The U.S. is forecast to ship about 55 percent of its total LNG production, or 32 million metric tons a year, to Europe by 2020, according to Alex Munton, the Houston-based principal analyst for Americas LNG at Wood Mackenzie. That’s because Europe is so close, has ample import capacity and liquid markets, and now has prices nearer to those in Asia.
The U.S. will this quarter dispatch its first tanker from the Sabine Pass plant in Louisiana, marking the start of a wave of export projects resulting from the nation’s shale-gas boom. Atlantic basin producers are focusing on Europe as the premium consumers such as Japan used to pay has mostly disappeared amid waning demand and more supply from Australia and Papua New Guinea.
“A significant amount of LNG will end up in Europe,” Munton said by phone on Wednesday. “The spread between European and Asian prices disappeared and based on the proximity to the Gulf Coast, Europe will become a more attractive market.”
Flows from nations surrounding the Atlantic Ocean to areas around the Pacific fell 16 percent to 82 million tons in 2015, Wood Mackenzie said in an e-mailed research note Wednesday. European net imports of LNG increased 14 percent to 37 million tons, according to the report.
U.S. LNG in Europe will be competitive after gas prices at the benchmark Henry Hubin Louisiana fell amid warmer weather, according to Bloomberg New Energy Finance, which last month estimated the delivery price at about $5 per million British thermal units.
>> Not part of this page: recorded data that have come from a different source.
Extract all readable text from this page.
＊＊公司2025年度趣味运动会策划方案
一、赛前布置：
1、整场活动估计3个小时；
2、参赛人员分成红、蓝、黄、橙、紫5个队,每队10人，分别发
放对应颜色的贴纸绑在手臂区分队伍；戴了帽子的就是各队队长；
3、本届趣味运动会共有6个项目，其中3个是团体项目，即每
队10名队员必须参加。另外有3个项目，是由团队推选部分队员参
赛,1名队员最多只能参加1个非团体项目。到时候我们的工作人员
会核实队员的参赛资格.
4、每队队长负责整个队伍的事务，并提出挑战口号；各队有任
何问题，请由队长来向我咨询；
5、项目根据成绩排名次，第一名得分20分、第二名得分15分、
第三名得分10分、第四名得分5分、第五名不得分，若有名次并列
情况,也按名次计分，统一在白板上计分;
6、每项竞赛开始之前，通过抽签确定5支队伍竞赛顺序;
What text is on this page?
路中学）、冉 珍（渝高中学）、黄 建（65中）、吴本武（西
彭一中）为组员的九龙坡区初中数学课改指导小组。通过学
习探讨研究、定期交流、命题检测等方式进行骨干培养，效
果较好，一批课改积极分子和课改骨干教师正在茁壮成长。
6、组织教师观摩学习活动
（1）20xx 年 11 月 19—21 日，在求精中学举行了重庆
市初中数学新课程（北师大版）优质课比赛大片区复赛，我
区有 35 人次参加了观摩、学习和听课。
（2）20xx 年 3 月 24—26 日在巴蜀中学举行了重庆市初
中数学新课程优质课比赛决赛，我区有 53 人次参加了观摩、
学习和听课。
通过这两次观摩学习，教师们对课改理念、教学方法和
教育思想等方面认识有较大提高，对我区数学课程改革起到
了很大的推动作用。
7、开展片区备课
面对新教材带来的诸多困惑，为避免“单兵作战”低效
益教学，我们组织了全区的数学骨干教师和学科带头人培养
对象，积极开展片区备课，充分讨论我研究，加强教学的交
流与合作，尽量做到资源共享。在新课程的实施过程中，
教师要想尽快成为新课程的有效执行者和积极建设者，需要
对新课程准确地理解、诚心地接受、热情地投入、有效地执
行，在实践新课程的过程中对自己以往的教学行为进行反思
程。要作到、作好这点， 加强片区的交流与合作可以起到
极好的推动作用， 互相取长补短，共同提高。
The U.K. front-month contract settled at $4.60 on the ICE Futures Europe exchange on Thursday.
Diversification Opportunity
For Europe, U.S. LNG will diversify its sources as the region is now dependent on Russia for about a third of its supply, while domestic production is declining.
By 2025, net gas imports will make up as much as 77 percent of the European Union’s demand, up from 63 percent in 2013, according to the International Energy Agency’s World Energy Outlook 2015.
Europe’s liquid trading hubs can absorb cargoes that aren’t needed in Asia. South Korea’s Kogas, a buyer of U.S. LNG, agreed with EDF Trading Ltd. to jointly market LNG. Cheniere Energy Inc., which is developing the Sabine Pass and Corpus Christi LNG plants in the U.S., also has deals with EDF Trading and Engie to bring LNG to French or other European terminals.
About 60.5 million tons a year of U.S. LNG is under construction and slated to start up through 2019, UBS AG said in a research note Wednesday.
“The real supply build will start to kick in, from the U.S. particularly, from 2018, and in Australia as well,” Wood Mackenzie’s Munton said. “You still have got a lot of trains that will be ramping up through the remaining years of this decade.”